On the Penguins: What can anyone honestly expect of Sidney Crosby upon his return?
Ten months ago, Sidney Crosby was widely regarded as the finest player in the world.
Perhaps he will be again 10 months from now. Or 10 weeks. Or 10 days, for that matter.
But as Crosby gets closer to returning from the concussion that has prevented him from playing since Jan. 5, it's worth pointing out that he won't necessarily be the same player.
Not immediately, anyway.
Even if there are no lingering effects from his concussion, Crosby will have to deal with having been away from games for 10-plus months.
And while none of his teammates know what it's like to perform at the level Crosby routinely reaches -- OK, Evgeni Malkin probably has at least a rough idea -- several are all too aware of what it's like to return to work after an extended layoff.
And while their injuries were as different as their playing styles, they have at least one thing in common: All agree that their returns were not seamless, that they needed time to get acclimated before feeling entirely at home in game situations again.
"It probably took me a good 15 games before I felt comfortable out there," said winger Steve Sullivan, who missed 142 consecutive regular-season games, including the entire 2007-08 season, because of a back problem.
Crosby has, to this point, missed 54 games. Not as many as Sullivan, obviously, but more than the 40 Jordan Staal sat out at the start of the 2010-11 season because of a foot infection and its complications.
"The timing is one of the biggest things," Staal said. "It's a fast game. You think that in practice you're moving fast and you're feeling good, but when you get into a game, it's that much faster and that much harder to find openings and understand where you need to be."
Defenseman Paul Martin sat out nearly five months during the 2009-10 season because of a broken left forearm, and he concurs with Staal.
"The longer you're away, the less comfortable you are with the situations you're in," he said. "A lot of it, you don't know what to expect. You don't remember what it is like."
There is, naturally, no way of knowing how much time Crosby will need to get acclimated.

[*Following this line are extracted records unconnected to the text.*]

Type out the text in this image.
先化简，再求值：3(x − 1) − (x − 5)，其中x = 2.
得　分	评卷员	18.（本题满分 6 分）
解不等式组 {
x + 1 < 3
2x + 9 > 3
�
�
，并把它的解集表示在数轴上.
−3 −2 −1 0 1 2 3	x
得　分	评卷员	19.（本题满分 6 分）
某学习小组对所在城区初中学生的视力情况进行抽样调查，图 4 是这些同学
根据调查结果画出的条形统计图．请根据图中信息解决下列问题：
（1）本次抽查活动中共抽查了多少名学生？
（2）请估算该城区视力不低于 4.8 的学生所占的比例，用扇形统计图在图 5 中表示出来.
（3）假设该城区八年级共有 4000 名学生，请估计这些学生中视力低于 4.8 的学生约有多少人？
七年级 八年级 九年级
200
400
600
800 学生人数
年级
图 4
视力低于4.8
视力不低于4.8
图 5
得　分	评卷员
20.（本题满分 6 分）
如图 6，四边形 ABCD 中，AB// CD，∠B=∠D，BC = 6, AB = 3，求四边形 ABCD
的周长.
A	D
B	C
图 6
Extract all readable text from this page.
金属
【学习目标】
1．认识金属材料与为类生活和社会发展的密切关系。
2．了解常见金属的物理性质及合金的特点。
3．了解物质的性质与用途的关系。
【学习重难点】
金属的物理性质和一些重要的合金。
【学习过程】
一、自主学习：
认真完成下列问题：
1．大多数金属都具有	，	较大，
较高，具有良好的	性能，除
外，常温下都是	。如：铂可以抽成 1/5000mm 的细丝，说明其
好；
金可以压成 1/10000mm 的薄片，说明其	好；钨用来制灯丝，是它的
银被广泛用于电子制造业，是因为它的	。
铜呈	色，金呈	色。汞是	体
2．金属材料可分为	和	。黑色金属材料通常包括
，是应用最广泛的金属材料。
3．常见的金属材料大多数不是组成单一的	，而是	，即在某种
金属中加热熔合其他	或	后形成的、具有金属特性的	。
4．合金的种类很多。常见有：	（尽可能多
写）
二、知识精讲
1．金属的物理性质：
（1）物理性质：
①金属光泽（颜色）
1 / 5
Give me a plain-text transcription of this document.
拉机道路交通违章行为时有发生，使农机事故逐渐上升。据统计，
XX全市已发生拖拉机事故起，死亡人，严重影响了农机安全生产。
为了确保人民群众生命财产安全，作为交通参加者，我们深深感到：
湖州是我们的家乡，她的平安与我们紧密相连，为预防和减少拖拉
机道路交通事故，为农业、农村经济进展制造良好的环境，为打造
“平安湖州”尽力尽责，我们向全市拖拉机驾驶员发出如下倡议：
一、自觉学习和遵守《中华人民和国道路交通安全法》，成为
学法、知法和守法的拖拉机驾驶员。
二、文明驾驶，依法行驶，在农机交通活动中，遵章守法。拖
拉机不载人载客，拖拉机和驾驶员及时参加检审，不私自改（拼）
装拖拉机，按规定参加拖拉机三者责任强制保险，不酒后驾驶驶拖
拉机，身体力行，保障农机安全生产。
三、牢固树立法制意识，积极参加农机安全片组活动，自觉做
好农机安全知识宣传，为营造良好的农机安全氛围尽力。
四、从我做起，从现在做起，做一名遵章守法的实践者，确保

Heck, he might look and feel like his old self the instant he goes over the boards for the first time.
His teammates who have endured extended stretches away from games think that might be a bit much to expect, though, even for a player with Crosby's exceptional skill level, instincts and work ethic.
"I don't think it will be as hard for Sid, but I think it will take some time, with the timing, the speed, getting used to it," Martin said.
"There's going to be some amount of rust. That's not necessarily even physical. It takes some time to get back into that groove you were in before."
Staal expects that to be the case, too. Not that he anticipates Crosby's co-workers being unduly demanding once he's back in uniform.
"Obviously, he's a very talented player, but you would think there are times where he's going to have to find his game back," he said.
"I'm sure our team will be very patient with him. And happy to have him back."
It's hard to think of a facet of the game -- OK, maybe goaltending -- that Crosby couldn't improve simply by getting back in the lineup.
Certainly, the Penguins will be happy to get him back in their shootout rotation, considering his career success rate of 40.4 percent (21 for 52).
Kris Letang, who was 15 for 42 (35.7 percent) going into Saturday night's game at Toronto, is a fixture in the shootout lineup, too. And if Jason Williams, signed as a free agent during the offseason, hadn't had his bid for an NHL job sabotaged by a groin injury during camp, he might have been there, as well.
Williams has scored on 13 of 34 shootout tries, a conversion rate of 38.2 percent, and realized he had a knack even before shootouts were adopted by the NHL.
"In the lockout year [2004-05], I went over to Finland," he said. "They did the shootout thing at the end of the game. I did pretty good in the first five or six shootouts. I scored on the majority of them.
"Then coming back here, when they [instituted] the shootout, I was one of the guys to get a chance. It's something I enjoy doing. It's fun. You have 18,000 or 20,000 people watching."
He also appreciates the impact that doing well in shootouts can have on a team's regular-season point total.
"It pays dividends at the end of the year," he said. "It's become a big part of the game."